Dün, bugün ve yarın, zaman tünelinin üç durağıdır. Zaman havuzunda tam arınmadan yenilenen bazı eski şeylerin, zarfı değişse bile mazrufu aynı kalabilir. Bu yüzden her yeni şey, eskisinden ileri ve değerli değildir. Bazen yeni eskiden geridir. Maneviyat ve mânânın, kalbî ve ruhî hayatın alanlarında, her zaman her yeni, öncekinin ilerlemiş bir veçhesidir demek isabetli olmaz. Hiçbir yeni insan, yeryüzünün şeref tabloları olan nebilerin önüne geçemez, sahabenin önünde saf tutamaz.

Ruh planında, yetmiş yaşında bile genç kalmışlar, yirmisinde bile yenilenmeyip ihtiyarlayanlar yok mu?

Eskiden Yeniye Seyahat

İnsan, kendisine zerrelerden giydirilen biyolojik elbisesini, senede iki defa eskitip değiştirmiyor mu? Bu süreç, Bediüzzaman’ın, “Fıtrî meyelân mukavemetsûzdur.”[1] tespitini hatırlatıyor. “Eski hâl muhal; ya yeni hâl veya izmihlâl.”[2] ifadesi de bu vetirenin önüne set çekmenin beyhude olduğunu vurgular.

Maddenin terakkiye açık meselelerinde ve bunları alakadar eden ilmî sahalarında ise yeni, elbette eskinin daha gelişmiş bir yüzüdür. Bu sahadaki tekâmüller, içtimaî buutludur ve globaldir.

Eski alışkanlıklar bazen yeni kazanımlar için bir engeldir. “Bu gidişle onun, sizin dininizi değiştireceğinden veya ülkede anarşi çıkaracağından endişe ediyorum.”  (Mü’min, 40/26) diyerek Hazreti Musa’yı öldürmek isteyen Firavunun paranoyası, halktaki taassup ve yeniye direnç duygusunun sû-i istimaline işaret etmiyor mu?

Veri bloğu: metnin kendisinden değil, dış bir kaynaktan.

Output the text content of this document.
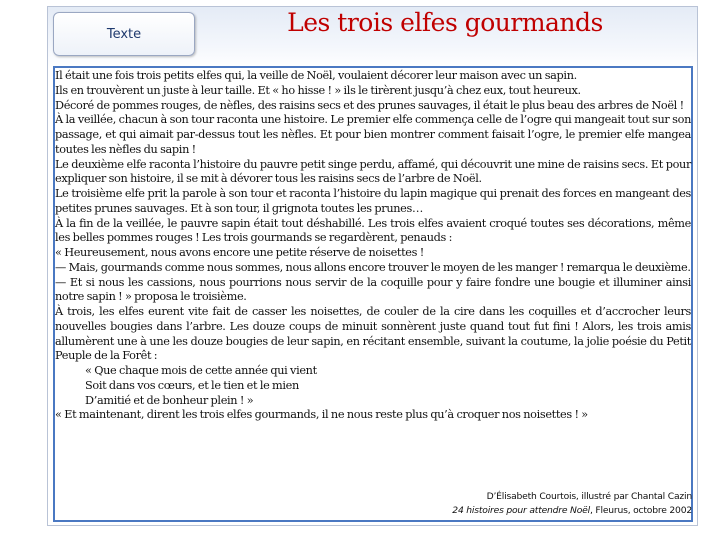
Texte	Les trois elfes gourmands

Il était une fois trois petits elfes qui, la veille de Noël, voulaient décorer leur maison avec un sapin.

Ils en trouvèrent un juste à leur taille. Et « ho hisse ! » ils le tirèrent jusqu’à chez eux, tout heureux.

Décoré de pommes rouges, de nèfles, des raisins secs et des prunes sauvages, il était le plus beau des arbres de Noël !

À la veillée, chacun à son tour raconta une histoire. Le premier elfe commença celle de l’ogre qui mangeait tout sur son passage, et qui aimait par-dessus tout les nèfles. Et pour bien montrer comment faisait l’ogre, le premier elfe mangea toutes les nèfles du sapin !

Le deuxième elfe raconta l’histoire du pauvre petit singe perdu, affamé, qui découvrit une mine de raisins secs. Et pour expliquer son histoire, il se mit à dévorer tous les raisins secs de l’arbre de Noël.

Le troisième elfe prit la parole à son tour et raconta l’histoire du lapin magique qui prenait des forces en mangeant des petites prunes sauvages. Et à son tour, il grignota toutes les prunes…

À la fin de la veillée, le pauvre sapin était tout déshabillé. Les trois elfes avaient croqué toutes ses décorations, même les belles pommes rouges ! Les trois gourmands se regardèrent, penauds :

« Heureusement, nous avons encore une petite réserve de noisettes !

— Mais, gourmands comme nous sommes, nous allons encore trouver le moyen de les manger ! remarqua le deuxième.

— Et si nous les cassions, nous pourrions nous servir de la coquille pour y faire fondre une bougie et illuminer ainsi notre sapin ! » proposa le troisième.

À trois, les elfes eurent vite fait de casser les noisettes, de couler de la cire dans les coquilles et d’accrocher leurs nouvelles bougies dans l’arbre. Les douze coups de minuit sonnèrent juste quand tout fut fini ! Alors, les trois amis allumèrent une à une les douze bougies de leur sapin, en récitant ensemble, suivant la coutume, la jolie poésie du Petit Peuple de la Forêt :

« Que chaque mois de cette année qui vient

Soit dans vos cœurs, et le tien et le mien

D’amitié et de bonheur plein ! »

« Et maintenant, dirent les trois elfes gourmands, il ne nous reste plus qu’à croquer nos noisettes ! »

D’Élisabeth Courtois, illustré par Chantal Cazin
24 histoires pour attendre Noël, Fleurus, octobre 2002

Eski ile Yeni Arasındaki İrtibat

Her yeni rahmet damlası, eski bir bulutunun suret değiştirmesidir. İlahî icraattaki rahmete bakın ki bu dönüşümlerde muhteva cevherleri korunur. Yine öyle yeni çağlayanlar vardır ki eski bir sızıntının en sadık bir delili ve şahididir. Bunların aralarında öyle güçlü bir irtibat vardır ki bazen yeni uyanışların kaynağı, asırlık bir sedanın kulaklarda çınlayan yankısıdır.

Zamanla pekişen müşterek unsurlar çoktur. Mesela hem eski hem de yeninin kullandığı evrensel lisan mülayemettir.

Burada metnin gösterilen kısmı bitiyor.